With low risk and minimally invasive surgical procedures like the laminotomy, Providence can precisely detect and locate the cause of spinal compression and help cure the pain of spinal stenosis.

Your vertebrae surround your spinal cord. The lamina is the section of the vertebrae that acts as a roof above the spinal canal.

A laminotomy, sometimes called a spinal decompression, is a surgical procedure that involves the partial removal of the lamina from specific regions of the spinal column.

Often due to bone spurs or herniated disks, the nerve roots of the spinal cord push up against different parts of the spinal column, including the laminae. This pressure on the nerve roots and the spinal cord is known as spinal stenosis and causes intense back pain.

By removing the portions of laminae, a laminotomy increases the size of the spinal canal, helping relieve the source of pressure and compression, effectively eliminating the pain caused by spinal stenosis.

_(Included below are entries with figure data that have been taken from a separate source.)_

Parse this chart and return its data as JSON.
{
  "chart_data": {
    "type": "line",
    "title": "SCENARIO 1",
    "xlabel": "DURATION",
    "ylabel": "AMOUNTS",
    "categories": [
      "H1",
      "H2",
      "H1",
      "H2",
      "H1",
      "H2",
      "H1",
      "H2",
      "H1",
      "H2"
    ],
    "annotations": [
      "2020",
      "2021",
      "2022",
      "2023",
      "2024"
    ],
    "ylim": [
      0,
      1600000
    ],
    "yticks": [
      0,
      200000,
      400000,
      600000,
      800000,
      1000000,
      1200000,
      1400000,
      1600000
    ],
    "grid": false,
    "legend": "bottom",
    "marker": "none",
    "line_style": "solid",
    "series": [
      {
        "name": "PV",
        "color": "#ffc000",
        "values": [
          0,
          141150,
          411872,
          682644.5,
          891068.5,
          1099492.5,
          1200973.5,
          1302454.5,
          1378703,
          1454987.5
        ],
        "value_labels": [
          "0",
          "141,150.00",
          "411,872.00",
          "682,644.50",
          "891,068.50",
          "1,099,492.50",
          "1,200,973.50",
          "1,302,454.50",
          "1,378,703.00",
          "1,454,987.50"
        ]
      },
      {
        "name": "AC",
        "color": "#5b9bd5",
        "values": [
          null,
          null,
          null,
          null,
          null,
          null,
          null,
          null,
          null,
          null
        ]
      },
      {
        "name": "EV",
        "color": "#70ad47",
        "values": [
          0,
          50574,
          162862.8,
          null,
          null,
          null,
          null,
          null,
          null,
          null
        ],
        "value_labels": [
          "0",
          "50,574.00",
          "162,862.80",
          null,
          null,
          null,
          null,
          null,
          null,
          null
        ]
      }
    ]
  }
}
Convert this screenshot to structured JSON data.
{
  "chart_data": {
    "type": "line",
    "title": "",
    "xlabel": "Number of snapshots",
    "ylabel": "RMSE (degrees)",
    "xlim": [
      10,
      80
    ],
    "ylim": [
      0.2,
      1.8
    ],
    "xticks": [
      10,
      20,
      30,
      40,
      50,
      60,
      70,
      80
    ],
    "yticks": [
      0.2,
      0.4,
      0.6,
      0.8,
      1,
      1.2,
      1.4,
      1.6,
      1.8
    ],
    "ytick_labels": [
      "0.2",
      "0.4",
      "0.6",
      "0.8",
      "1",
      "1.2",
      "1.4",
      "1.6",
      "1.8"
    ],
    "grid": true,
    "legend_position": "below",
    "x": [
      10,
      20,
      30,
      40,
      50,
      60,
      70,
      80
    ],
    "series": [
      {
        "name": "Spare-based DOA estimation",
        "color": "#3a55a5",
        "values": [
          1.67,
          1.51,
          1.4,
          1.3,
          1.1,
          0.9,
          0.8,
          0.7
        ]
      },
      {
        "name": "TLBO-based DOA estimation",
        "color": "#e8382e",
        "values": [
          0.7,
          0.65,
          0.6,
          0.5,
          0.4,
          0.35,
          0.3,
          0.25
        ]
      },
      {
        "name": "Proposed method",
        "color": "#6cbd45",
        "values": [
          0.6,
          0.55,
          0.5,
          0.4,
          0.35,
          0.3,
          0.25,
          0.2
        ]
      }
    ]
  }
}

A laminotomy can be performed on all regions (lumbar, thoracic, and cervical) of the spinal column to relieve pressure on the spinal cord or the nerve roots. The most common procedure is a lumbar laminotomy. Unlike a laminectomy, a laminotomy requires less bone removal, making it less invasive and prone to fewer complications.

Before the procedure, your doctors will take X-ray images of your spine to locate part of the spine afflicted by spinal stenosis. The results will determine which vertebrae to operate on.

Before the procedure, you will receive an IV for antibiotics, as well as a catheter to control urine. Depending on your specific health condition, you will be given either general or spinal anesthesia.

During the procedure, you lie on your stomach as a small incision is made over the correct vertebrae in your spine. Dilators are used to create a corridor into the vertebrae, so that other muscles and ligaments remain untouched and unharmed throughout the operation.

A special bone drill is used to remove small portions of laminae at the site of nerve compression. Once these portions are removed, your surgeon will inspect your spine to ensure all pressure to your spinal canal is relieved.

After the operation, you will be monitored by your caregiving staff and will be asked to walk as soon as you feel comfortable, in order to ensure the procedure is a success. Most patients are able to leave the hospital on the day of their operation.

Because the procedure only removes only a small fragment of the laminae affected by spinal stenosis, patients are often satisfied with their spinal health post-operation. Still, some complications may arise depending on your specific health conditions.

These possible complications include leakage of the spinal fluid, blood clots and nerve injury. When you partner with Providence for your surgery, you can rest easy knowing your team of board-certified spinal surgeons have the skill and experience necessary to reduce your risk of complication.